Which then begs the question, why did he renege on all of that and make a Miyazaki rip-off? I mean, Children Who Chase Lost Voices is still arguably a Shinkai film at the end of the day, seeing as trains and shots of feet have made it into this movie, as well, but his signature identity is so faint, it’s nothing more than window dressing for an off-brand Miyazaki creation. The amount of direct references to Miyazaki’s work, both in the visuals and narrative, reaches an extent that greatly exceeds tribute and enters the realm of plagiarism, but with very little understanding of what to do with the elements it plagiarizes. We have Asuna, our archetypal Ghibli girl protagonist à la Chihiro, who we learn is generically kind, hardworking, curious, and adventurous, as all Ghibli girls are. That’s it. That’s her entire character description and development for the whole movie. She then meets, Shun, her classic mysterious and handsome Ghibli boy, à la Haku or Howl, whose entire point in the story is to be handsome and mysterious. We also learn she has a cute animal pet as a mascot à la Kiki’s Delivery Service, because of course she does. She also has a magic glowing rock à la Castle in the Sky. Then we have the dumb bad guys in uniform representing state violence à la Nausicaä of the Valley of the Wind. Then we have the weirdly unnerving supernatural creatures à la Princess Mononoke. And then we have the aforementioned bad guys in uniforms senselessly destroying that which they do not understand and cannot value à la… basically all of the above. It’s virtually impossible to even enumerate all the little animations and facial expressions which are lifted straight from Ghibli films.

However, just because you have access to all the same ingredients as Gordon Ramsey and all the same tools as Gordon Ramsey, son, that don’t make you Gordon Ramsey. The whole thing feels like a fundamental misunderstanding of Hayao-sensei’s work. Sure, Miyazaki films can be quite dark and violent for the standards of family entertainment, but they don’t exactly contain huge blood splatters from some dude chopping monsters in half with his sword, and the dudes with modern military gear and weaponry and helicopters clashed so badly with the film’s fantasy aesthetic, it just took me out of the experience entirely. To be clear, I believe the aesthetic clash was intended, but that does not obviate the calamitous effect it had. I may be harping on the Ghibli comparison a lot, but I feel it is incredibly misguided to wholesale copy the style of a man literally regarded as a god in the domain of animation.

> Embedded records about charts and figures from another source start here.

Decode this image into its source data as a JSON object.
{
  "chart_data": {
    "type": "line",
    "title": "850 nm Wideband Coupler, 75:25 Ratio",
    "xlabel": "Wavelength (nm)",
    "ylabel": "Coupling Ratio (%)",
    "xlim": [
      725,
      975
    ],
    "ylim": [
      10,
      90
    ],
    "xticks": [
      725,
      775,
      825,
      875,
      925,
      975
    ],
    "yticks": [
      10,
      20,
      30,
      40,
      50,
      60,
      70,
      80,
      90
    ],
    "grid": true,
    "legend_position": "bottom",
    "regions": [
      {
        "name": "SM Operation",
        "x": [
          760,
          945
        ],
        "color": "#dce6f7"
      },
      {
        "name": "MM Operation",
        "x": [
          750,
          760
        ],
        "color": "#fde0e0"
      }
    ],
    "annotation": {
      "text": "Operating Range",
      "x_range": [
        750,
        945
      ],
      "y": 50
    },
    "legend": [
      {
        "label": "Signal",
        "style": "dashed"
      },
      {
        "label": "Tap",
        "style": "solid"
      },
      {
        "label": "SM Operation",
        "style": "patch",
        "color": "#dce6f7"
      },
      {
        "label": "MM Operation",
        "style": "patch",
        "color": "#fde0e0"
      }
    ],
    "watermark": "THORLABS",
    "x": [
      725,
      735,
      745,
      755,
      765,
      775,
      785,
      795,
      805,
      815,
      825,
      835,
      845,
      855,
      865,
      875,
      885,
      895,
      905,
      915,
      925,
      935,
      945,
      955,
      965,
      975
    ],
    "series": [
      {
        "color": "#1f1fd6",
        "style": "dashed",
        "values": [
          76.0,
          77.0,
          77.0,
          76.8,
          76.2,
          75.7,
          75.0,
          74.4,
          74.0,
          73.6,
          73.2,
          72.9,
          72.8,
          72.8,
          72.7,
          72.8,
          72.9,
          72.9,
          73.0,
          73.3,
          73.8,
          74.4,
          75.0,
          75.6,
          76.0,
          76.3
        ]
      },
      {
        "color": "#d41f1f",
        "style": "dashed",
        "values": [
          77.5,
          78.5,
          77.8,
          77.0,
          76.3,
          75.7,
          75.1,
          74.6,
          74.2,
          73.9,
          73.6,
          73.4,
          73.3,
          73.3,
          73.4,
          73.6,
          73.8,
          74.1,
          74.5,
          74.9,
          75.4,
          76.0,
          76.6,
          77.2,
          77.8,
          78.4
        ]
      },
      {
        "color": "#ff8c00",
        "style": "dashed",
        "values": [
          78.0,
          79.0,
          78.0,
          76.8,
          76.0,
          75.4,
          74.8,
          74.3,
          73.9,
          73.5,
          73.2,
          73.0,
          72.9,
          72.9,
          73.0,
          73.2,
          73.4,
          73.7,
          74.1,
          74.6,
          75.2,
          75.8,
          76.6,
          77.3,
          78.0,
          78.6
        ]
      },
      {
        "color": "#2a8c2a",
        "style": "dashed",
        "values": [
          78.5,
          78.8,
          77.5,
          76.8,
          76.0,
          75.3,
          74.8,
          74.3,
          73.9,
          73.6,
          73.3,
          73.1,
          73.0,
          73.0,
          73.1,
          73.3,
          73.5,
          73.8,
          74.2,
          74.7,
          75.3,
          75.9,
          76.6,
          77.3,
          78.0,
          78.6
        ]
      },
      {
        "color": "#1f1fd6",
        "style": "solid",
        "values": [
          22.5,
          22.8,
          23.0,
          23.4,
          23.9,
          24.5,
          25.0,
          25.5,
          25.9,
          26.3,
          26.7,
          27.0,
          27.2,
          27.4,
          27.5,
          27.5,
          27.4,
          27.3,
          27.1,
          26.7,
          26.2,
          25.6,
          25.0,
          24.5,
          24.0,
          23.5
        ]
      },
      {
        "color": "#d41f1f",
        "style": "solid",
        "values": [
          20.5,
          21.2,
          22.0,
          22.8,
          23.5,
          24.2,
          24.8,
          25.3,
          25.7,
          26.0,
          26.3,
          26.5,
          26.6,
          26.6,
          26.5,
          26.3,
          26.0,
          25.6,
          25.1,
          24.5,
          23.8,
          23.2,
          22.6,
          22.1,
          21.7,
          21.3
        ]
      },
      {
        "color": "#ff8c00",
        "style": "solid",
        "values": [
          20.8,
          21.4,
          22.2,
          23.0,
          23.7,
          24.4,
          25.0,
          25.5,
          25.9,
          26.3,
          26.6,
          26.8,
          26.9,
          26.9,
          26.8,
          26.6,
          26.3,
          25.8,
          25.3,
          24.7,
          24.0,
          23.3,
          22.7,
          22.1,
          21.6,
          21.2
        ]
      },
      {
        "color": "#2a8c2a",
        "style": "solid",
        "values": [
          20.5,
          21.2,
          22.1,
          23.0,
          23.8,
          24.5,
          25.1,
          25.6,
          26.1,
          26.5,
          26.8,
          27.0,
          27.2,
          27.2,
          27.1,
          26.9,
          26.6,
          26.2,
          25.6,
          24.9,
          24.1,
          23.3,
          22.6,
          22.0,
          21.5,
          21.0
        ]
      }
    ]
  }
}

As an adult, I would posit that it’s entirely possible to have a decent time with the movie. For one thing, the background art and a lot of the visuals are breath-takingly beautiful, and for another, there’s really nothing offensively bad in it. I didn’t hate it. It just did not speak to me – at all.

The closest thing I can liken it to is Tales of Earthsea. That movie was written and directed by Gorou Miyazaki, Hayao-sensei’s son. It is Ghibli’s worst rated film, but I wholeheartedly disagree with that consensus. It’s just as long and similarly slow, but Tales of Earthsea is a Ghibli film made by someone who understands the essence of Hayao-sensei’s work and decided to take it a different direction. Children Who Chase Lost Voices is a Ghibli film gone wrong made by someone who does not understand the essence of Hayao-sensei’s work, but attempts to imitate it anyway.

All of that is to say that if you’re in the camp that hated Tales of Earthsea, you’ll hate this even more.

Still, the film was a critical and commercial success, even if it doesn’t come up often when people talk about Shinkai-sensei’s work, so maybe you’ll see in it the same entertainment value that so many of his fans clearly did.